Une impasse dans les pourparlers de paix entre les États-Unis et l'Iran pourrait propulser le Brent au-delà de 120 $ le baril au cours des trois prochains mois, a déclaré Citigroup, alors même qu'un cessez-le-feu fragile est régulièrement mis à l'épreuve par des affrontements militaires dans le détroit d'Ormuz.
Citigroup maintient sa prévision de prix à trois mois pour le brut Brent à 120 $ le baril, avertissant que l'échec d'un accord diplomatique entre les États-Unis et l'Iran crée un risque de hausse significatif à court terme pour les prix du pétrole.
« La difficulté à parvenir à un accord États-Unis-Iran augmente encore les risques de hausse à court terme des prix du pétrole », a déclaré Citi dans une note, malgré son scénario de base selon lequel les turbulences dans le détroit d'Ormuz s'apaiseront d'ici la fin du mois de mai.
Cet avertissement intervient alors que les récents efforts diplomatiques piétinent, le président Trump qualifiant la réponse de l'Iran à une proposition de paix américaine de « totalement inacceptable ». Parallèlement, le Commandement central des États-Unis a déclaré avoir dérouté 58 navires pour faire respecter son blocus des ports iraniens, et les Gardiens de la révolution iraniens ont menacé des sites américains en réponse aux tirs des forces américaines sur deux pétroliers iraniens.
La prime de risque géopolitique augmente alors que le marché pèse le potentiel d'un conflit élargi face aux signes de faiblesse de la demande et aux libérations de stocks. Citi prévoit que le pétrole finira par baisser, tablant sur une moyenne de 110 $ le baril au deuxième trimestre 2026, tombant à 95 $ au troisième trimestre et 80 $ au quatrième trimestre.

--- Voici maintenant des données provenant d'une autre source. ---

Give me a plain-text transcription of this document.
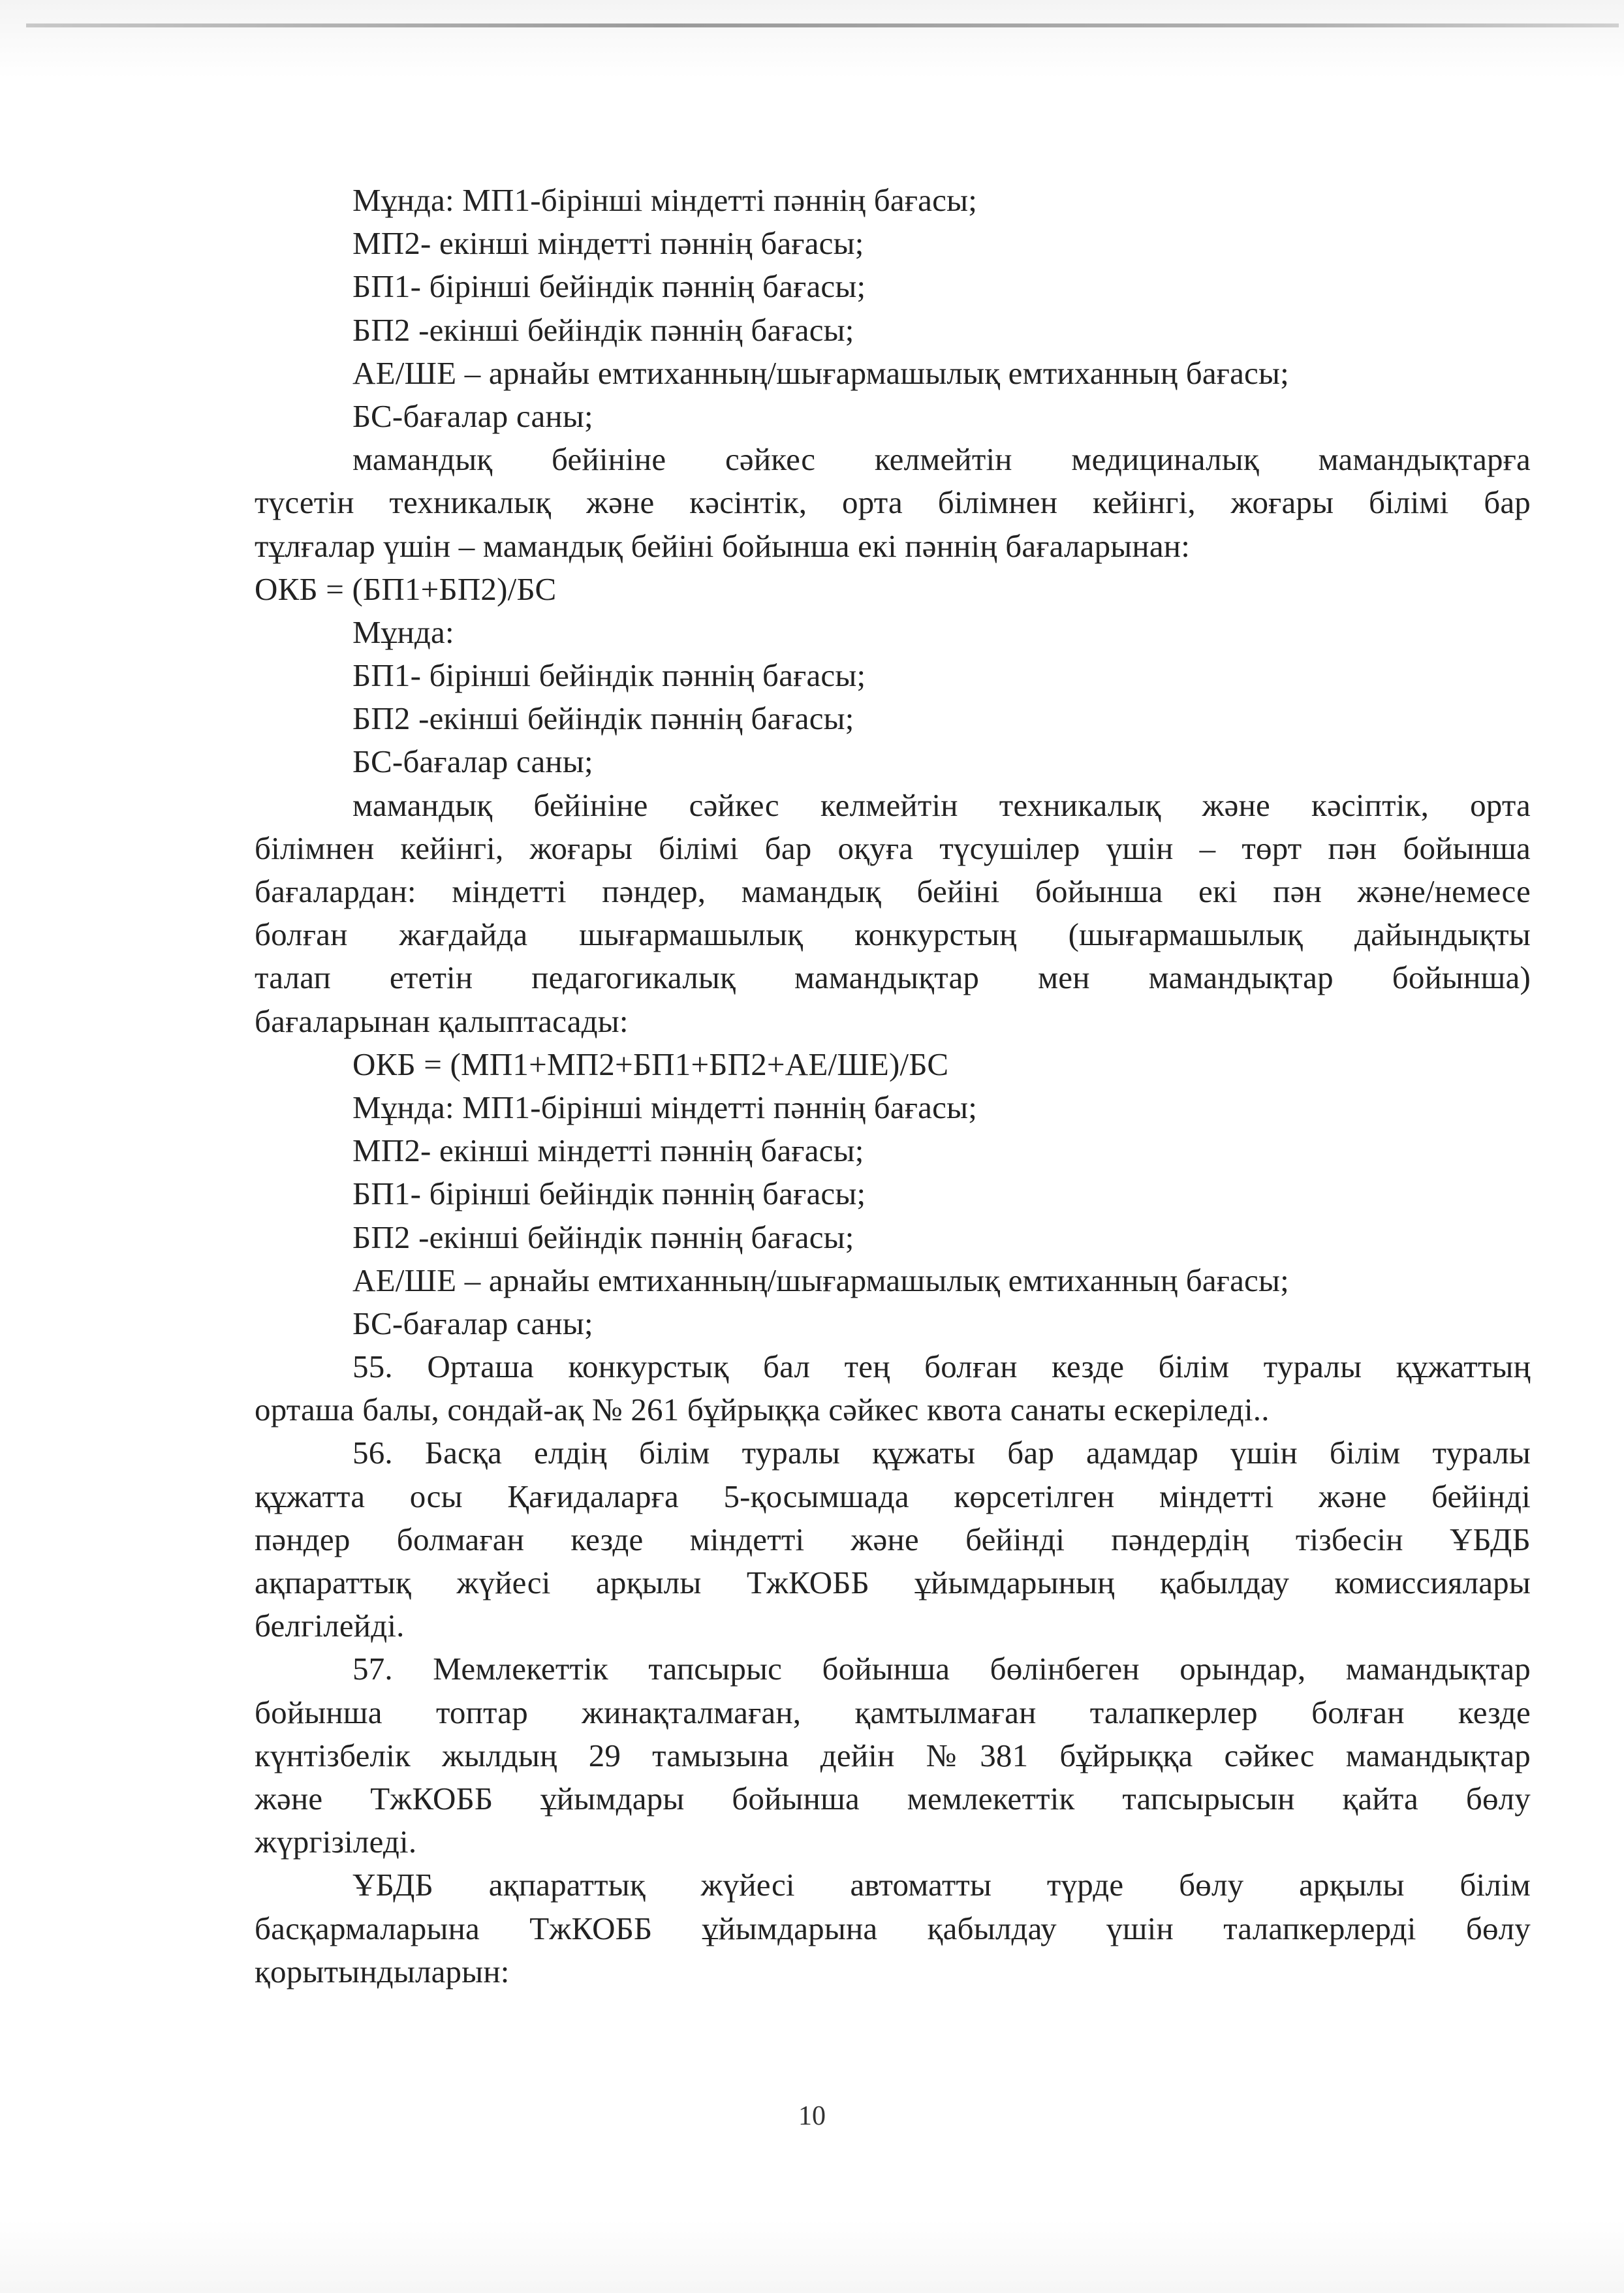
Мұнда: МП1-бірінші міндетті пәннің бағасы;
МП2- екінші міндетті пәннің бағасы;
БП1- бірінші бейіндік пәннің бағасы;
БП2 -екінші бейіндік пәннің бағасы;
АЕ/ШЕ – арнайы емтиханның/шығармашылық емтиханның бағасы;
БС-бағалар саны;
мамандық бейініне сәйкес келмейтін медициналық мамандықтарға
түсетін техникалық және кәсінтік, орта білімнен кейінгі, жоғары білімі бар
тұлғалар үшін – мамандық бейіні бойынша екі пәннің бағаларынан:
ОКБ = (БП1+БП2)/БС
Мұнда:
БП1- бірінші бейіндік пәннің бағасы;
БП2 -екінші бейіндік пәннің бағасы;
БС-бағалар саны;
мамандық бейініне сәйкес келмейтін техникалық және кәсіптік, орта
білімнен кейінгі, жоғары білімі бар оқуға түсушілер үшін – төрт пән бойынша
бағалардан: міндетті пәндер, мамандық бейіні бойынша екі пән және/немесе
болған жағдайда шығармашылық конкурстың (шығармашылық дайындықты
талап ететін педагогикалық мамандықтар мен мамандықтар бойынша)
бағаларынан қалыптасады:
ОКБ = (МП1+МП2+БП1+БП2+АЕ/ШЕ)/БС
Мұнда: МП1-бірінші міндетті пәннің бағасы;
МП2- екінші міндетті пәннің бағасы;
БП1- бірінші бейіндік пәннің бағасы;
БП2 -екінші бейіндік пәннің бағасы;
АЕ/ШЕ – арнайы емтиханның/шығармашылық емтиханның бағасы;
БС-бағалар саны;
55. Орташа конкурстық бал тең болған кезде білім туралы құжаттың
орташа балы, сондай-ақ № 261 бұйрыққа сәйкес квота санаты ескеріледі..
56. Басқа елдің білім туралы құжаты бар адамдар үшін білім туралы
құжатта осы Қағидаларға 5-қосымшада көрсетілген міндетті және бейінді
пәндер болмаған кезде міндетті және бейінді пәндердің тізбесін ҰБДБ
ақпараттық жүйесі арқылы ТжКОББ ұйымдарының қабылдау комиссиялары
белгілейді.
57. Мемлекеттік тапсырыс бойынша бөлінбеген орындар, мамандықтар
бойынша топтар жинақталмаған, қамтылмаған талапкерлер болған кезде
күнтізбелік жылдың 29 тамызына дейін №381 бұйрыққа сәйкес мамандықтар
және ТжКОББ ұйымдары бойынша мемлекеттік тапсырысын қайта бөлу
жүргізіледі.
ҰБДБ ақпараттық жүйесі автоматты түрде бөлу арқылы білім
басқармаларына ТжКОББ ұйымдарына қабылдау үшін талапкерлерді бөлу
қорытындыларын:
10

Un cessez-le-feu sous pression
L'analyse de Citi intervient dans un contexte de forte volatilité au Moyen-Orient. Un cessez-le-feu entré en vigueur en avril a été violé à plusieurs reprises par les deux parties. Les incidents récents incluent des attaques de drones contre des navires au large du Qatar et des Émirats arabes unis, ces derniers ayant imputé la responsabilité des attaques à l'Iran.
Les forces américaines se sont engagées directement contre des navires iraniens, tirant sur deux pétroliers pour les empêcher d'accoster dans un port iranien, ce qu'elles considèrent comme une violation du blocus américain. En réponse, les Gardiens de la révolution iraniens ont menacé de « cibler des sites américains au Moyen-Orient ». Un conseiller du guide suprême iranien est allé plus loin, comparant le contrôle du détroit stratégique d'Ormuz à la possession d'une « bombe atomique » et jurant de ne pas y renoncer.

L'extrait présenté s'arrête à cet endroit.